Despite the higher costs, companies say they are left with little choice due to Korea’s rigid and slow clinical trial environment, especially for next-generation therapies.

A striking example is Kolon TissueGene, the biotech arm of Kolon Group, which is preparing to begin Phase 1 trials in the U.S. this year for its cell and gene therapy TG-C (Invossa) to treat spinal disorders.

The U.S. Food and Drug Administration (FDA) has approved the expanded indication, building on prior Phase 3 trials in 1,066 patients for knee osteoarthritis.

In Korea, however, all trials were halted in 2019 following the Ministry of Food and Drug Safety’s (MFDS) revocation of Invossa’s product approval. The company has since struggled to resume clinical activity domestically.

Kolon Life Science, an affiliate of the company, is also conducting overseas trials for its gene therapy candidate KLS-2031, aimed at treating neuropathic pain, with Phase 1/2a currently underway in the U.S.

Other biotech firms are following suit.

KoBioLabs, which develops microbiome-based therapeutics, completed a Phase 1 trial in Korea for its plaque psoriasis candidate KBLP-001 but shifted to the U.S. and Australia for Phase 2.

Similarly, Bioneer is conducting an Australian Phase 1 trial for SRN-001, its siRNA-based treatment for idiopathic pulmonary fibrosis, while Olix has already demonstrated strong safety and tolerability in a Phase 1 trial in Australia for its hair loss treatment OLX104C.

In the emerging field of targeted protein degraders (TPDs), Korean firms now routinely seek FDA approval before launching trials at home – a reversal from the past when Korean approvals were used to springboard into global studies.

The key reason for this shift is Korea’s high regulatory threshold.

Domestic authorities require extensive preclinical data on toxicity, safety, and efficacy even before a Phase 1 trial can begin.

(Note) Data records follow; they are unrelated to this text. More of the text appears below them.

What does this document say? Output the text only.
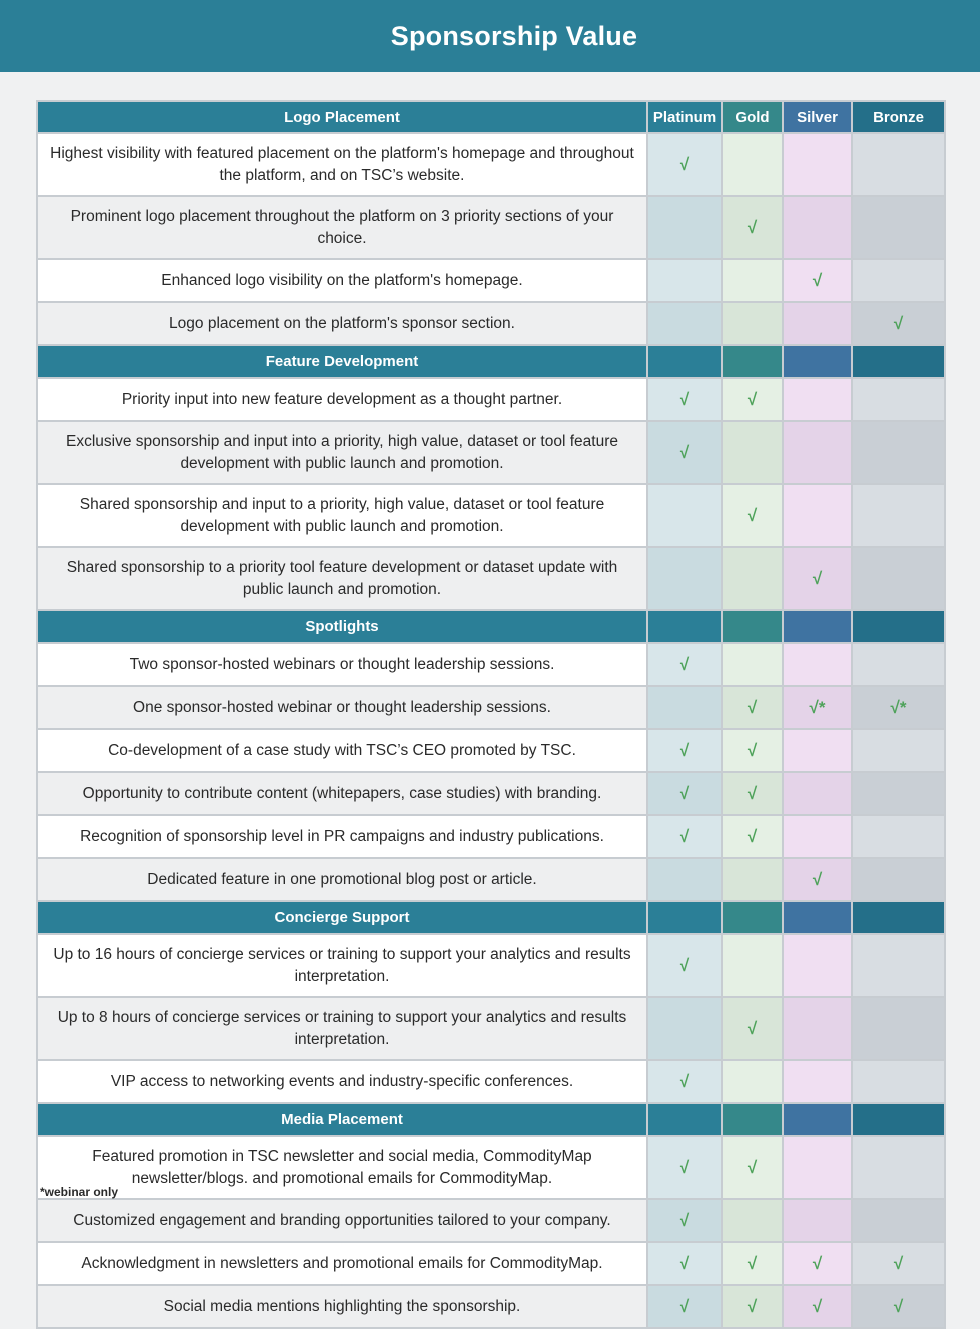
Sponsorship Value
Logo Placement	Platinum	Gold	Silver	Bronze
Highest visibility with featured placement on the platform's homepage and throughout the platform, and on TSC’s website.	√			
Prominent logo placement throughout the platform on 3 priority sections of your choice.		√		
Enhanced logo visibility on the platform's homepage.			√	
Logo placement on the platform's sponsor section.				√
Feature Development				
Priority input into new feature development as a thought partner.	√	√		
Exclusive sponsorship and input into a priority, high value, dataset or tool feature development with public launch and promotion.	√			
Shared sponsorship and input to a priority, high value, dataset or tool feature development with public launch and promotion.		√		
Shared sponsorship to a priority tool feature development or dataset update with public launch and promotion.			√	
Spotlights				
Two sponsor-hosted webinars or thought leadership sessions.	√			
One sponsor-hosted webinar or thought leadership sessions.		√	√*	√*
Co-development of a case study with TSC’s CEO promoted by TSC.	√	√		
Opportunity to contribute content (whitepapers, case studies) with branding.	√	√		
Recognition of sponsorship level in PR campaigns and industry publications.	√	√		
Dedicated feature in one promotional blog post or article.			√	
Concierge Support				
Up to 16 hours of concierge services or training to support your analytics and results interpretation.	√			
Up to 8 hours of concierge services or training to support your analytics and results interpretation.		√		
VIP access to networking events and industry-specific conferences.	√			
Media Placement				
Featured promotion in TSC newsletter and social media, CommodityMap newsletter/blogs. and promotional emails for CommodityMap.	√	√		
Customized engagement and branding opportunities tailored to your company.	√			
Acknowledgment in newsletters and promotional emails for CommodityMap.	√	√	√	√
Social media mentions highlighting the sponsorship.	√	√	√	√
*webinar only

In contrast, the U.S. FDA and the European Medicines Agency (EMA) allow trials to start with limited early data, permitting additional materials to be submitted during the trial.

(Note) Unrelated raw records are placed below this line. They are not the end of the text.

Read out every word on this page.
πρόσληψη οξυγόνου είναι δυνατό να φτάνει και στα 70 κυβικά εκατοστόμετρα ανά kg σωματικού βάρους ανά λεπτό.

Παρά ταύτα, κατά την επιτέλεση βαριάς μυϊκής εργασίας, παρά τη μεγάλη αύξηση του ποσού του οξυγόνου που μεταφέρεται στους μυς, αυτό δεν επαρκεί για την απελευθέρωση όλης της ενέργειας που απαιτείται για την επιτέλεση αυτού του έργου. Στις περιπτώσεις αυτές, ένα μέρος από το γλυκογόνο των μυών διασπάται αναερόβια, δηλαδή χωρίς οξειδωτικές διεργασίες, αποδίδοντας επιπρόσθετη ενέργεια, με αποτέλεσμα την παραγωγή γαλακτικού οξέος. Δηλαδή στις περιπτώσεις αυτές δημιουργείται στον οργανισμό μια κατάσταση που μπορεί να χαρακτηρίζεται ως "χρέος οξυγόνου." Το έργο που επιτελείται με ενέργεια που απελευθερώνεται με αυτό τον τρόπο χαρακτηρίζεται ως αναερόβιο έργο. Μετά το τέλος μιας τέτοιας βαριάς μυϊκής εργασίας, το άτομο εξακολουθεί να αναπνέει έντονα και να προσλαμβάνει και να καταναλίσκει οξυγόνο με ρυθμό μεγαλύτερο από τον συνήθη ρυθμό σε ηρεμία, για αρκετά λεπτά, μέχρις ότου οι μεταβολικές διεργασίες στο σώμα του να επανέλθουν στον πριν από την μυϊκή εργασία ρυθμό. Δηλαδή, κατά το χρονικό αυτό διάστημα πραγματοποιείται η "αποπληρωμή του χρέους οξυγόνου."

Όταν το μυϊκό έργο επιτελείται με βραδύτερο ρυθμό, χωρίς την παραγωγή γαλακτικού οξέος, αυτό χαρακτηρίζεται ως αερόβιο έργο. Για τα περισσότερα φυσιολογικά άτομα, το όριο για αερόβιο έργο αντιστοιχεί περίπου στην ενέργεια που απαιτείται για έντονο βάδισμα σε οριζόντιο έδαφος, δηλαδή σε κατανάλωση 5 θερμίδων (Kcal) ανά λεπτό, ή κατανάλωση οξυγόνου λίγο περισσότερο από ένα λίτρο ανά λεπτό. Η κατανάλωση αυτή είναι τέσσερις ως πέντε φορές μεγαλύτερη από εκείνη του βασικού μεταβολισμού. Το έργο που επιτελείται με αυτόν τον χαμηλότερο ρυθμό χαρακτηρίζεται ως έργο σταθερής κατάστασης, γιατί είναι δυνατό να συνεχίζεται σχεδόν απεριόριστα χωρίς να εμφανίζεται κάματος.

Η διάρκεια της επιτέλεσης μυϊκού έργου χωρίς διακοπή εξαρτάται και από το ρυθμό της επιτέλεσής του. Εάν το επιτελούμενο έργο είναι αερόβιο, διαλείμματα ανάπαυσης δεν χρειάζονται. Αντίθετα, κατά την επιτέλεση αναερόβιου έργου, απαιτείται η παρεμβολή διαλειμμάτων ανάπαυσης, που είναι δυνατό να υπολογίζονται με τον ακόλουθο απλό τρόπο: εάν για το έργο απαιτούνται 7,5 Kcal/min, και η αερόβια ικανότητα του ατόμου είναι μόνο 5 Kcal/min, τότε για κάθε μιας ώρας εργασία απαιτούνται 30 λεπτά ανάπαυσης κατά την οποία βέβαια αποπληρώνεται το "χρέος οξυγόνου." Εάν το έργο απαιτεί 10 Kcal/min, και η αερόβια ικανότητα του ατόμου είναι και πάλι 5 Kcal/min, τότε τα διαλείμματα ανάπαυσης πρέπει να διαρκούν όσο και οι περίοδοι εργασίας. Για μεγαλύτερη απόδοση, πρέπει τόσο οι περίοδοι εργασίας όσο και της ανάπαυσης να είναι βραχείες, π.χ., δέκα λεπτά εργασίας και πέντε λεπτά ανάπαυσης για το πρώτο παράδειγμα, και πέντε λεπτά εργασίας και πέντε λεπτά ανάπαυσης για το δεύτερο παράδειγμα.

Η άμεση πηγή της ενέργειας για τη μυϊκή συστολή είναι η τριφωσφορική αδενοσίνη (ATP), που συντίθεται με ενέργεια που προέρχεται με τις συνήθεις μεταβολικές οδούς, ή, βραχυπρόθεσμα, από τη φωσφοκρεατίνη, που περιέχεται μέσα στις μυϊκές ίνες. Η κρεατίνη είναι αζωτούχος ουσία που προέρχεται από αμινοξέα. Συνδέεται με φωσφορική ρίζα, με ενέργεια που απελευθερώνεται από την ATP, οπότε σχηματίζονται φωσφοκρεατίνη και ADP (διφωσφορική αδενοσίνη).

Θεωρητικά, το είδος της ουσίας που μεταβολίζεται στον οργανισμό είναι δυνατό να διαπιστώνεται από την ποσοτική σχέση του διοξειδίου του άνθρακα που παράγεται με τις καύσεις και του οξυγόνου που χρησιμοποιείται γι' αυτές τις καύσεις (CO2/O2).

In many cases, Phase 1 trials are greenlit by the FDA or EMA based on short-term toxicity data and early proof-of-concept in animal models.

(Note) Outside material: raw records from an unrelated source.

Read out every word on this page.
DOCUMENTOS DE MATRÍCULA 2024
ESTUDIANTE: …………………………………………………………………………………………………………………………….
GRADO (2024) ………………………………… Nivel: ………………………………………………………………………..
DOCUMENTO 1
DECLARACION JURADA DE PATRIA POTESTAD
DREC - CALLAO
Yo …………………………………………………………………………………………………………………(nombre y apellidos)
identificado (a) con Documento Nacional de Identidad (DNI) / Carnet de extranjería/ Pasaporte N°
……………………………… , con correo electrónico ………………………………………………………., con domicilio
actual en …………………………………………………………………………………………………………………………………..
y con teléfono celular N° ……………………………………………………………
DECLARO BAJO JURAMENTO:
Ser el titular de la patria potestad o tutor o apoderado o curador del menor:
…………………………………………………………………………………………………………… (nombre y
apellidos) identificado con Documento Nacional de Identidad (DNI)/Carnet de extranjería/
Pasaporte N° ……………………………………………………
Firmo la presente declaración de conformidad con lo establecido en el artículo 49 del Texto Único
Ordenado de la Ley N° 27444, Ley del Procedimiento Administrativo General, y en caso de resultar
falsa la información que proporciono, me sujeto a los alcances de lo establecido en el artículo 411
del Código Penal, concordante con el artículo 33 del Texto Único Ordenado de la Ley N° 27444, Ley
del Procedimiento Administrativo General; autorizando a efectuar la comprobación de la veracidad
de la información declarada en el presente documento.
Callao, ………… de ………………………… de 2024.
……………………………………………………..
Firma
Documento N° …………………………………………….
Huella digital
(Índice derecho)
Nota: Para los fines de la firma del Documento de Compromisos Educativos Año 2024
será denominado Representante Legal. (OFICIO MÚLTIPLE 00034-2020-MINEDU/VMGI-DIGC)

The EMA even has a dedicated committee for advanced therapies, streamlining reviews for innovative modalities.

“Clinical plans that are readily accepted overseas often face repeated rejection in Korea, especially for biologics and gene therapies,” said a CEO from a biotech firm. “The MFDS delays approval under vague concerns about safety.”

Even when companies manage to go abroad, challenges remain.

Patient recruitment is difficult, and working with global CROs is costly and complex.

One executive noted that a CRO in the U.S. demanded 30 billion won ($21.6 million) to recruit just 40 patients.

“We had to relocate the trial to a third country to cut costs,” the CEO said.

The lack of domestic data can also hinder technology licensing deals. “Foreign partners assume something must be wrong if there’s no Korean approval history,” he added.

The shift abroad is weakening Korea’s status as a global clinical trial hub.

According to the Korea National Enterprise for Clinical Trials (KoNECT), Korea ranked sixth in global clinical trial share in 2024, falling two spots from the previous year. Seoul, once the top city globally for clinical trial volume, has now been overtaken by Beijing in both share and absolute numbers.

Lee Seung-kyu, Vice Chairman of the Korea Biotechnology Industry Organization, warned, “We’re spending taxpayer money on drug development, yet Korean patients are the last to benefit because approvals happen abroad first.”

He criticized the MFDS for using the same review structure for both traditional drugs and cutting-edge therapies.

“We urgently need a dedicated division for cell and gene therapies, backed by new hires and specialized expertise,” he stressed. “Temporary task forces won‘t be enough—we need a permanent, well-staffed regulatory body to handle the future of medicine.”